Fleabag and Killing Eve

Fleabag (Amazon) and Killing Eve (BBC America) are two television shows written by the absolutely brilliant Phoebe Waller-Bridge who also stars in the former. I tweeted:

Image result for fleabagFleabag 2nd Season even better than 1st. An indelible portrait of toxic femininity. No accident that the brilliant Phoebe Waller-Bridge also wrote Killing-Eve featuring a different female killer but in male style and fantasy form rather than the more mature & realistic Fleabag.

Not everyone understood the tweet and some were confused. How could Fleabag be about toxic femininity when Waller-Bridge is a feminist? Fleabag is misunderstood because people try to frame it in terms of victimhood and Waller-Bridge is having none of that. Her method for illustrating the equality of the sexes is to show that women can be just as evil as men. Fleabag is much darker and more religious and mystical than most people realize.

I have written somewhat elliptically in what follows so as not to give much away but….mild spoiler warning. Herewith some observations.

Killing Eve features the serial killer, Villanelle. In one episode, she kills her lover using perfume. What could be a better metaphor for toxic femininity than that? Although they appear very different, Villanelle and Fleabag have much in common. Both of them, for example, are sociopaths.

Fleabag says as much herself, “I’m a greedy, perverted, selfish, apathetic, cynical, depraved, morally bankrupt woman.” But even more telling is that the other characters tell us that Fleabag is a sociopath. “You know exactly what you are doing,” “You only do what you want,” “You know what you are going to do,” or words to that effect are said many times. To understand Fleabag the show, you need to take these words seriously and backcast them to the events that happened before Season One. Namely, in a fit of sexual jealousy, Fleabag decided that if she can’t have what she wants then no one will. She wills it. It happens.

In doubt? Consider the scene at the funeral of Fleabag’s mother. Is she upset? Distraught? In tears? No, she looks radiant. She is more beautiful, more composed, more at peace on the day of her mother’s funeral than any day before and everyone tells her so. “I have never seen you looks so good,” “You look glorious,” and my favorite, “Gosh, grief really agrees with you.” Her body tells the truth. It is a mistake to wish this away.

In Season One, Fleabag is only just realizing the power that her sociopathy and sexual charisma bestow upon her and at first she is frightened. By S2, however, she is in command and we see her using her intense sexual charisma to bend men to her will. Men worship her and she treats them like objects and playthings. In one case, she literally has her boyfriend on his hands and knees scrubbing the floors. It’s hilarious.

FB is not the only example of toxic femininity in the series. The stepmother is an older version of Fleabag who also uses her sexual charisma to get what she wants. She has Fleabag’s father by the balls and to prove it she hangs them on the wall (I am not making this up). Fleabag cannot defeat the passive-aggressive stepmother because her sexual powers work only over men (notice the Kristen Scott Thomas scene and recall that FB didn’t get what she really wanted pre Season One). The stepmother is in fact a kind of witch who uses words to destroy those around her even though the words themselves are pleasant sounding. The stepmother also fashions a voodoo doll, a statue of Fleabag’s mother–whom she has replaced–that is notably beheaded.

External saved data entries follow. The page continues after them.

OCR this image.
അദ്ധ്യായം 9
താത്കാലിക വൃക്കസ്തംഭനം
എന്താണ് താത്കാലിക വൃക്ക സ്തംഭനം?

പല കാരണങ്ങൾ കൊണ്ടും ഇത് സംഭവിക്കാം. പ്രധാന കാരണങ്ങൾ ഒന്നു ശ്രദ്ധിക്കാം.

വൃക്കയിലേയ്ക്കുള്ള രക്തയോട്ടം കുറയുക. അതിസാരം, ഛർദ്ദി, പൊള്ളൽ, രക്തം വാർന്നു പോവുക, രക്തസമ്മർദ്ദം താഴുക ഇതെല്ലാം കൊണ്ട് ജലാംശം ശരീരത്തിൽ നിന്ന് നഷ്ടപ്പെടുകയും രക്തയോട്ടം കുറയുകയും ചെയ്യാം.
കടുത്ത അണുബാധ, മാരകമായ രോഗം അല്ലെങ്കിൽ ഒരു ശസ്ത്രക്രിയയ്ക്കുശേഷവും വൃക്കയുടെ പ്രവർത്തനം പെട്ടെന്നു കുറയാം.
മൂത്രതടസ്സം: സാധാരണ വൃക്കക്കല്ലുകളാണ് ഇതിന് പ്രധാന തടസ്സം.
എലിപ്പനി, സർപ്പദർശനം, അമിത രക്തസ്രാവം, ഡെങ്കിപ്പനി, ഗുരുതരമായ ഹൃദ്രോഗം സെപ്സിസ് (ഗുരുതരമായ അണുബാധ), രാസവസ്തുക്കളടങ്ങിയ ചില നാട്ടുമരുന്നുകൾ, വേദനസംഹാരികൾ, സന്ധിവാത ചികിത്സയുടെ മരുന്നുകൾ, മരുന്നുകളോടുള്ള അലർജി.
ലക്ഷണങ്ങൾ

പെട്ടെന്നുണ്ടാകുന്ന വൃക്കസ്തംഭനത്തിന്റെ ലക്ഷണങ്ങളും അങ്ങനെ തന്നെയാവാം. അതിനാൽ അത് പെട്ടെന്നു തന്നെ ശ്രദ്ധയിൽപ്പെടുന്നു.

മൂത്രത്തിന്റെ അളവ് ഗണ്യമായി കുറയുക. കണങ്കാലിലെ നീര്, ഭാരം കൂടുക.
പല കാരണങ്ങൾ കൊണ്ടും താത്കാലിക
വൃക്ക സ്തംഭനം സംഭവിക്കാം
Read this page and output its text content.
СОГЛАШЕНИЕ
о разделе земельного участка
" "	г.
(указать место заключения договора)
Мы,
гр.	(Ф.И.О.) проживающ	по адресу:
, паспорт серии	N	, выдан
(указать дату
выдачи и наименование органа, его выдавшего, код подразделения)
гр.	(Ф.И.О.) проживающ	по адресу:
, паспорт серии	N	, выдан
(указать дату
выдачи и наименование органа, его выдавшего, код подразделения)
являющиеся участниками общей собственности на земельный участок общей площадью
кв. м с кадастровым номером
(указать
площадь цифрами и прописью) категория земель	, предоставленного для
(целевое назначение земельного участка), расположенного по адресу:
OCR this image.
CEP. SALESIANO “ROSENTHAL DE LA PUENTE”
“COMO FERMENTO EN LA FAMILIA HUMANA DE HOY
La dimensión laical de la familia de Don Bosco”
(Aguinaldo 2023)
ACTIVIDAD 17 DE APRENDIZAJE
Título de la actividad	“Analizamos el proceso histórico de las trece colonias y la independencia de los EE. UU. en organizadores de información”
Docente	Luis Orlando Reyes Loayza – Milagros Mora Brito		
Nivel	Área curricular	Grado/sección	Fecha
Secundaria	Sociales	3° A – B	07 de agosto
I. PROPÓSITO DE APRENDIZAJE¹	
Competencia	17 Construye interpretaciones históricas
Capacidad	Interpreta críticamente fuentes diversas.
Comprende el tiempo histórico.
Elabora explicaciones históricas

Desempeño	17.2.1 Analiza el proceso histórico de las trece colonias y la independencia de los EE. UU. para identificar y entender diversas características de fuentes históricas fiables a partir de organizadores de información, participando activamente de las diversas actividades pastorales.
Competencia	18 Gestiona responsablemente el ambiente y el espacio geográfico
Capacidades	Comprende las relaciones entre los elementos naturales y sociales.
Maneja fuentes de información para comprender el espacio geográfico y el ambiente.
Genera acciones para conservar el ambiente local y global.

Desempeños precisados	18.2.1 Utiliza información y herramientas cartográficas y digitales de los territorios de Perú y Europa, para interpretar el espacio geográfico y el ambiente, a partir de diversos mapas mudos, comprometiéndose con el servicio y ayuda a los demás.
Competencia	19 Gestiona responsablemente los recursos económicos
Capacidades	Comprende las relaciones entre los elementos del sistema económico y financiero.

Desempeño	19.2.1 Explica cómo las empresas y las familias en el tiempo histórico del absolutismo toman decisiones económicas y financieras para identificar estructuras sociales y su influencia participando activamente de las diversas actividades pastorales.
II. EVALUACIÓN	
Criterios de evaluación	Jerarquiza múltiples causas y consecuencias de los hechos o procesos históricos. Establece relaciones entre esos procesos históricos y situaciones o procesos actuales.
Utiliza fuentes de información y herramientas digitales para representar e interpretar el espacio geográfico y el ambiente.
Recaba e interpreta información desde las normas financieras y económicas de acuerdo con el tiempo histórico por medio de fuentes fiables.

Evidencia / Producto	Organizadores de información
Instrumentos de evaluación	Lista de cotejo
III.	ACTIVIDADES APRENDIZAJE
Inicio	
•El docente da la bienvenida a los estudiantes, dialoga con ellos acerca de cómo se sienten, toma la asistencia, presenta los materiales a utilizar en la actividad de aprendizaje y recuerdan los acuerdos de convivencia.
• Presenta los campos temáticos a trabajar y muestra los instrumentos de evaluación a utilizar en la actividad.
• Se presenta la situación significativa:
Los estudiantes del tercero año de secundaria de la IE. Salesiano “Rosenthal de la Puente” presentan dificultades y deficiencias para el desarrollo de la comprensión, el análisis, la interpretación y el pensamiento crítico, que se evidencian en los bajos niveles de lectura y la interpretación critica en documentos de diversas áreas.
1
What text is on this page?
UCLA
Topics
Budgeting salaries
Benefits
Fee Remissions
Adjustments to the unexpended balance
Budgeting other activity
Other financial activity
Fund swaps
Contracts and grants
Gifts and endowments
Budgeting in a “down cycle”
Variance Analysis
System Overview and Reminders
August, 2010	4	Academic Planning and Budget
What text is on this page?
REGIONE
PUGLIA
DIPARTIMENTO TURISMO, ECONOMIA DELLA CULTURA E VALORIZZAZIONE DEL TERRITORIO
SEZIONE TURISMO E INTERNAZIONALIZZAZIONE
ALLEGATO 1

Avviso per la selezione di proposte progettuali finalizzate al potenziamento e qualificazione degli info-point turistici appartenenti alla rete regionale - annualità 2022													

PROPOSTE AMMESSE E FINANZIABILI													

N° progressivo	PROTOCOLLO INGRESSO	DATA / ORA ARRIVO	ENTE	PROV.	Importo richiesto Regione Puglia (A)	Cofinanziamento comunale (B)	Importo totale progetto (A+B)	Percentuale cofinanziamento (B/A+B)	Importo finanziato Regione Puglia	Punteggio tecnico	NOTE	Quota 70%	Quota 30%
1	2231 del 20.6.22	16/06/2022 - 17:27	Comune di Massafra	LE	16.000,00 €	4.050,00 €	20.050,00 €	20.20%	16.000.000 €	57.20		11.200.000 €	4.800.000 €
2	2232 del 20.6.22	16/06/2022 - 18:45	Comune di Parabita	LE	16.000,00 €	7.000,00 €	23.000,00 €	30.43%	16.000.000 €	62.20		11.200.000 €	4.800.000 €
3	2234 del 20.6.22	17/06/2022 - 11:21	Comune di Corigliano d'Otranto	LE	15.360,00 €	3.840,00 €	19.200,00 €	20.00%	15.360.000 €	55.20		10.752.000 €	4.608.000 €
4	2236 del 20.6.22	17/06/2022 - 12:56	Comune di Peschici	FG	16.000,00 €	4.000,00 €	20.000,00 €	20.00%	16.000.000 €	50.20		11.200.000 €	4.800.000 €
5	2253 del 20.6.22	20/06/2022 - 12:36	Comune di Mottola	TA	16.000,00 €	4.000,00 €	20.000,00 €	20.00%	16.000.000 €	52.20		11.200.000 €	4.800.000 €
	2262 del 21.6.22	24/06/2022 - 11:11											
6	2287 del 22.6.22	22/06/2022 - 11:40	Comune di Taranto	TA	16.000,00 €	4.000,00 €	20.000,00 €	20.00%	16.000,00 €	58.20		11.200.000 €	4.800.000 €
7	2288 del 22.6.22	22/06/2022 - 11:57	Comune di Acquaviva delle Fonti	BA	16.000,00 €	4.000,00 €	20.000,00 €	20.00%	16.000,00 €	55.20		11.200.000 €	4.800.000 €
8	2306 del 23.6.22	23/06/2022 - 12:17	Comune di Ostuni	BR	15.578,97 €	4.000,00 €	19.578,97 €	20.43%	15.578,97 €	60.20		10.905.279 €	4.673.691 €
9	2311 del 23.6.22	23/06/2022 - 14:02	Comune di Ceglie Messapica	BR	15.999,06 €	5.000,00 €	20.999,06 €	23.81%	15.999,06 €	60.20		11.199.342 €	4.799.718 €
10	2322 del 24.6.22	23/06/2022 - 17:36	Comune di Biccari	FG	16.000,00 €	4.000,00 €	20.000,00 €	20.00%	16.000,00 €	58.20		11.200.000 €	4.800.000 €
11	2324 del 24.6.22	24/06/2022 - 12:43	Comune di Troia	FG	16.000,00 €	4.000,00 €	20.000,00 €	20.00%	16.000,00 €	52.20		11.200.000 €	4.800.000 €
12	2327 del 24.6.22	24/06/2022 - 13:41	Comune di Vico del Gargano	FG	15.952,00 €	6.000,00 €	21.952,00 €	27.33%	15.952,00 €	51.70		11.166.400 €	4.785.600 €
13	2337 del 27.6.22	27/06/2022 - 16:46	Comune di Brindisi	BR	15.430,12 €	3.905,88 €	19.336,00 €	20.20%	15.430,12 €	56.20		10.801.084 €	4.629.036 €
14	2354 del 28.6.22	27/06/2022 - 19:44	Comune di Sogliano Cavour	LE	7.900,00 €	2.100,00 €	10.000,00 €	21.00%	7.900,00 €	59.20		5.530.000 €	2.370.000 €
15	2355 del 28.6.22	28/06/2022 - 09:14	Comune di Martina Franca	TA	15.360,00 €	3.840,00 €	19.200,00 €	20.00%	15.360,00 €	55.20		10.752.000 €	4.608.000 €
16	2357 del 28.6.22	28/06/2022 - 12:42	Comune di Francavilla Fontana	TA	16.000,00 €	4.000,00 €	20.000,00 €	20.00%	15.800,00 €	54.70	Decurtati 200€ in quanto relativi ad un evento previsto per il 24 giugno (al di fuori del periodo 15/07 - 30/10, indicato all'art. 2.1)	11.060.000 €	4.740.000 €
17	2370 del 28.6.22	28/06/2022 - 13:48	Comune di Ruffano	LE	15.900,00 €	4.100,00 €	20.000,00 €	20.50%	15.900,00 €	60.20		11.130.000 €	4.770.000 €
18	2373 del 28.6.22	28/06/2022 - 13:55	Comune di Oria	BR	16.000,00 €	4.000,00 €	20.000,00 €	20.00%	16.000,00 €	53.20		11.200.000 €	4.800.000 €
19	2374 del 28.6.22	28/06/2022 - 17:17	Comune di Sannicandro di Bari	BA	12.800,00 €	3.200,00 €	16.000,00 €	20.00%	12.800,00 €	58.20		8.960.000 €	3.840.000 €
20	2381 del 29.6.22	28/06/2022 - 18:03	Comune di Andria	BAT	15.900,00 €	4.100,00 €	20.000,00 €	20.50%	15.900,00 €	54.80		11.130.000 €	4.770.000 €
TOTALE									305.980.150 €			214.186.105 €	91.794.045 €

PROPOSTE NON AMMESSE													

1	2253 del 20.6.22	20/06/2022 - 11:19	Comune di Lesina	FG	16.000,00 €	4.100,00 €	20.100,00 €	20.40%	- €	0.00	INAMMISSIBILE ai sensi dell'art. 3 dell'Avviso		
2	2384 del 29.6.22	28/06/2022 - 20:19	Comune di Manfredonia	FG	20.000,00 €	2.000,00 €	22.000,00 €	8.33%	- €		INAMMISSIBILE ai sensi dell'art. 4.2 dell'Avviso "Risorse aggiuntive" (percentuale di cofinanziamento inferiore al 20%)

The real plot of Season Two is that Fleabag is bored by how easy it is to control men and so she goes after bigger game. Can she top her pre-Season One triumph? Can she steal a man from God? Priest and witch enter into a battle of wits and wills. The Priest thinks he is going to exorcise her demons. This is a feminist show. He doesn’t.

The priest is a very interesting character. He is specifically introduced as a new priest, i.e. a new church, and he is young and cool and sexy. He is also a complete failure. Is Waller-Bridge, who was schooled by nuns, saying the new church fails or the church in general? Either way, despite being celestially warned, the priest fails God, he fails the Church and, perhaps most of all, he fails Fleabag. To be saved, Fleabag needed to find an incorruptible man, one who truly believes that there are bigger things than sex and dominance and worship of self. Instead, she finds in the church nothing but hypocrisy. In choosing sex over God and devotion to others, the Priest violates a sacred trust just as the pedophile priests violated their sacred trust (and Waller-Bridge makes clear the family resemblance). It does not take much imagination to see that the Priest will soon meet his fate in an alcoholic stupor (many hints are given).

In the final scene Fleabag walks into the sunset contentedly, like a talented Mrs. Ripley. The priest leaves in the opposite direction pursued by a demon symbolizing his failure to guard his flock.

Addendum: By the way, we never learn Fleabag’s name. She is a temptress who kills. Thus, another good name for Fleabag would be Killing Eve.